I generally have enough time to write, so for me, the other two items were the problems.
Knowledge---for me this includes two things 1. knowing what I'm going to write when I sit down to write it and 2. since I have been working on another Regency, proper historical knowledge so that I don't have to stop in the middle of a paragraph to look up the rules to a card game or what would be a good name for a minor character.
Generally, I sit down at the computer and think "Okay, what's next?" If I haven't thought about it before I sit down, you can see how there's going to be a fair amount of unproductive time spent asking myself what's next.

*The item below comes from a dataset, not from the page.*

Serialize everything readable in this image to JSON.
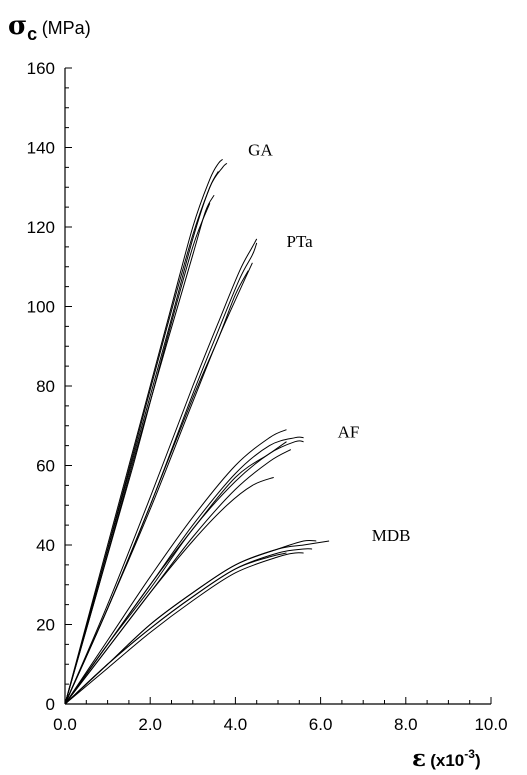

The Rachel Aaron method is to stop before you run out of story for the day, then jot down what you're going to write next time.
What? Plan ahead? Think about my next scene for the next few hours until I start writing again?
One of the points that Rachel Aaron makes in her book, and I'm paraphrasing, is if you aren't excited about writing it, maybe it's not the story for you. Write the story that excites you.
Now I have started a different story and I'm excited about it. I was excited about the other idea, but I'm not so sure I had a story in mind. Does that make sense? And I might get excited about that other story another time. Who knows?
She also suggests that you find the nugget of something that excites you about every scene and focus on that. If you aren't excited about writing a particular scene, then why are you writing it.
I hope you'll check out her blog or book and if do, let me know how it works for you.